A défaut de réponse et de confirmation, nous avons épluché les comptes publiés officiellement par l’association en France, au Journal officiel pour trouver trace de cette subvention. Dans le rapport du commissaire aux comptes sur les comptes annuels de l’association Génériques dont l’exercice était clos le 31 décembre 2010, figurent encore, sous forme de créances, 30 000 euros à payer de subvention par le CCME, à échéance du 31 décembre 2009. Soit très exactement, la denière partie de la dotation du CCME, selon l'échéancier indiqué dans la convention de partenariat : 50 000 euros devaient être versés en juin 2009, 20 000 euros en novembre et 30 000 euros, donc, en décembre 2009.
Non-respect de la convention
Dans la convention de partenariat que nous avons entre les mains, il est également spécifié que cette subvention est conditionnée à la venue au Maroc de l’exposition Génération. "L'association Génériques s'engage en collaboration avec les institutions marocaines à organiser le déplacement de ladite exposition au Maroc", indique-t-elle or cette clause n’a pas été respectée. L’exposition a été produite, en tout et pour tout, trois fois : une première fois à Lyon aux archives municipales, du 11 juin au 28 août 2009, une deuxième à la Cité nationale d’histoire de l’immigration, à Paris, pendant 8 mois, du 17 novembre 2009 au 18 avril 2010 et la dernière du 11 mars au 29 avril 2011, à la Collégiale du Saint Sépulcre à Caen.
En Algérie et au Maroc, seule une exposition minimale, composée exclusivement d’affiches, a été déplacée, indique notre source. Selon un membre d’une autre association dont l’activité est proche de celle de Génériques, les présentations au public ont été rares en proportion de l’investissement en raison de son coût très élevé à la location.
A l'heure où nous publions, Driss El Yazami n'a toujours pas répondu à nos interrogations.

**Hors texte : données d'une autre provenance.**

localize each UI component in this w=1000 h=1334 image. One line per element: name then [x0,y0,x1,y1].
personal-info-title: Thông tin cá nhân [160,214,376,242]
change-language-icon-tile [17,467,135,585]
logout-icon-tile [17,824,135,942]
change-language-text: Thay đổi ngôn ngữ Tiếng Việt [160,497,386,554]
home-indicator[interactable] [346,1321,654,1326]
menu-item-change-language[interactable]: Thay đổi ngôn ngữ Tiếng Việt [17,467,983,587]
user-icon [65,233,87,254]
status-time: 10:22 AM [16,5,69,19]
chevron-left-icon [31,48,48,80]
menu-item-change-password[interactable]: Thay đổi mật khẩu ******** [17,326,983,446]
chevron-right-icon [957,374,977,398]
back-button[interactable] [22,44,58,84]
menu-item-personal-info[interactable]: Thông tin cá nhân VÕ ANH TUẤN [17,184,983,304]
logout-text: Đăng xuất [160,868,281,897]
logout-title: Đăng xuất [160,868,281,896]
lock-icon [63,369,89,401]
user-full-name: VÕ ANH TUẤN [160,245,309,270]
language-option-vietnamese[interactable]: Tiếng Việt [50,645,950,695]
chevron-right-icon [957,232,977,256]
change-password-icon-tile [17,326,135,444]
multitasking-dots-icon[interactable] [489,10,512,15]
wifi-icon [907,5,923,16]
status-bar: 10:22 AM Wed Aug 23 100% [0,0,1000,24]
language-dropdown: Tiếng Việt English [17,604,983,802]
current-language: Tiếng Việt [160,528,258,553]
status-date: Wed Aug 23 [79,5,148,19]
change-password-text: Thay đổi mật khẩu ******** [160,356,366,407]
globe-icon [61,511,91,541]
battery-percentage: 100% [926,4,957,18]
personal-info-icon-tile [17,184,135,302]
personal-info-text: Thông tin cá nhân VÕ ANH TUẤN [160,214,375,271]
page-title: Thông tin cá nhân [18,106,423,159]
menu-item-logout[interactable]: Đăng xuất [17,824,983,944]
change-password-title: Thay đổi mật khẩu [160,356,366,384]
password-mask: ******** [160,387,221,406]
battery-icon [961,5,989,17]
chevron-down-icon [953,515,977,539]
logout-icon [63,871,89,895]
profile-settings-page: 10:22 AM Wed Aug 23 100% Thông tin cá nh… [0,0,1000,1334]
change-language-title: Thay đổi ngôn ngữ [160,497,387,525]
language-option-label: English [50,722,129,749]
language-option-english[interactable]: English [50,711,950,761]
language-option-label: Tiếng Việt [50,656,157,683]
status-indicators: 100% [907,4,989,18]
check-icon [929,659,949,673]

En cas de conflit d’intérêts deux formes de sanctions sont possibles, en dehors de celles prévues strictement par la loi, selon les circonstances : «- au niveau de l’administration, il peut y avoir une sanction disciplinaire – Si l’affaire relève de la mauvaise gestion, il appartient à la Cour des comptes d'intervenir», détaille Kaoutar Boussria.